Wow, has it worked, concludes the PennFuture Energy Center for Enterprise and the Environment.
Earlier today, PennFuture released a detailed report by Optimal Energy, looking at the impact of the law, Act 129.
"The energy savings law is an unqualified success," said Courtney Lane, senior energy policy analyst for Citizens for Pennsylvania's Future (PennFuture), in a press release.
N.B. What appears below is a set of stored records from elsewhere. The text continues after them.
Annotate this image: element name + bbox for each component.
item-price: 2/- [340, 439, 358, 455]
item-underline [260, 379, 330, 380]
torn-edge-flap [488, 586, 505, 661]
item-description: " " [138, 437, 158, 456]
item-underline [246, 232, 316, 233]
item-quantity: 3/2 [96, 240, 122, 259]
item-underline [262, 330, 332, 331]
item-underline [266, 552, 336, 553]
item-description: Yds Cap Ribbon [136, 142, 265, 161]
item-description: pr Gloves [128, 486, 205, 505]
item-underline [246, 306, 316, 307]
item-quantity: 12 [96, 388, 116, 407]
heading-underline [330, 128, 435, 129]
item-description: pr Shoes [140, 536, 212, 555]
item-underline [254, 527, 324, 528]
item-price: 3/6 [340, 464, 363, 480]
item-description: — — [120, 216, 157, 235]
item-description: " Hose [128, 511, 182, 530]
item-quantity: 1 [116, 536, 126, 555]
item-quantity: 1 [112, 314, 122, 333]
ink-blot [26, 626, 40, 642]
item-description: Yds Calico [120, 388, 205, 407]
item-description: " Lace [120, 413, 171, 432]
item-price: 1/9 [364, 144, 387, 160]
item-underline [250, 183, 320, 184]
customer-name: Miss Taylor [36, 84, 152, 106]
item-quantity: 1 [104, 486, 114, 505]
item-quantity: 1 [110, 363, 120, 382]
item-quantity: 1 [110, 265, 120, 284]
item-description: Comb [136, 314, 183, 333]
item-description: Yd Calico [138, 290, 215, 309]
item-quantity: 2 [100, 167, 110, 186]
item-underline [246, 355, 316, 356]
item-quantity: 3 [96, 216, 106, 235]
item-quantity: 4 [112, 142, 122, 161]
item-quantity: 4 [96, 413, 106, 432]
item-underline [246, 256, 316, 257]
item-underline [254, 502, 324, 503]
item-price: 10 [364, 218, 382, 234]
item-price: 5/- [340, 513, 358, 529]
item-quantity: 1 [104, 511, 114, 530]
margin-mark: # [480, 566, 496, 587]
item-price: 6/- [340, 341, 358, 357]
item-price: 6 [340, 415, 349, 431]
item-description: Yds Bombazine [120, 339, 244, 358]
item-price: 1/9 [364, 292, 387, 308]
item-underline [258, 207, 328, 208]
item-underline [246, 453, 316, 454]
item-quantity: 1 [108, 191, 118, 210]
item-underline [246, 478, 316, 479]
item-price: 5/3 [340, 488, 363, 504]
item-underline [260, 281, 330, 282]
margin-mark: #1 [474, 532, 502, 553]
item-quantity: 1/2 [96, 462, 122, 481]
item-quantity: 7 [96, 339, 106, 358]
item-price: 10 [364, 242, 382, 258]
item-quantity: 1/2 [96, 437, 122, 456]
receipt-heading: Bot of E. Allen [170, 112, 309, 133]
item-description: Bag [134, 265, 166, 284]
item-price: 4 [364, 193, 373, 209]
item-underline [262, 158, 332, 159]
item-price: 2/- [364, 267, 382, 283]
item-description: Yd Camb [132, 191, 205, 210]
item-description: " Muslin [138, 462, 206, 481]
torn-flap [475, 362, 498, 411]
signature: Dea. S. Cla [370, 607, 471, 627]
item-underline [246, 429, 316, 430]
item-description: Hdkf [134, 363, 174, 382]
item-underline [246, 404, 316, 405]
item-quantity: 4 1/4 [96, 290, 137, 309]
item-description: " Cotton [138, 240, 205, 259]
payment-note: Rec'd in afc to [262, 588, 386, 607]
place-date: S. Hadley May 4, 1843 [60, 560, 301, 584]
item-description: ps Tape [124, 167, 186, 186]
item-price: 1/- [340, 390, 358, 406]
Electricity demand has dropped by 2,073 gigawatt-hours (GWh) – 41 percent greater than required by the law, the report found. As a result, families and businesses are saving $278 million annually. The state also gained 4,000 "job years" -- measured as one full-time job for one year). A for air pollution gains, the report estimates that the state has cut 23 million tons of carbon dioxide emissions over the lifetime of the installed energy efficiency measures, which it said is the same as taking four million cars off the road for a year.
"And the cherry on the top is that our electricity grid is becoming more stable, along with electricity prices, every year this program is in force," Lane said.
Act 129 required Pennsylvania electric utilities to reduce their overall electricity load by 1 percent by May 31, 2011 and 3 percent by May 31, 2013, and to reduce peak demand by 4.5 percent by offering electric customers a portfolio of cost-effective energy efficiency and conservation programs.
According to the PennFuture press release, Optimal's analysis of the Act 129 data through May 31, 2011 shows that every utility exceeded its first Act 129 goal of a 1 percent reduction in electricity consumption with the exception of West Penn Power.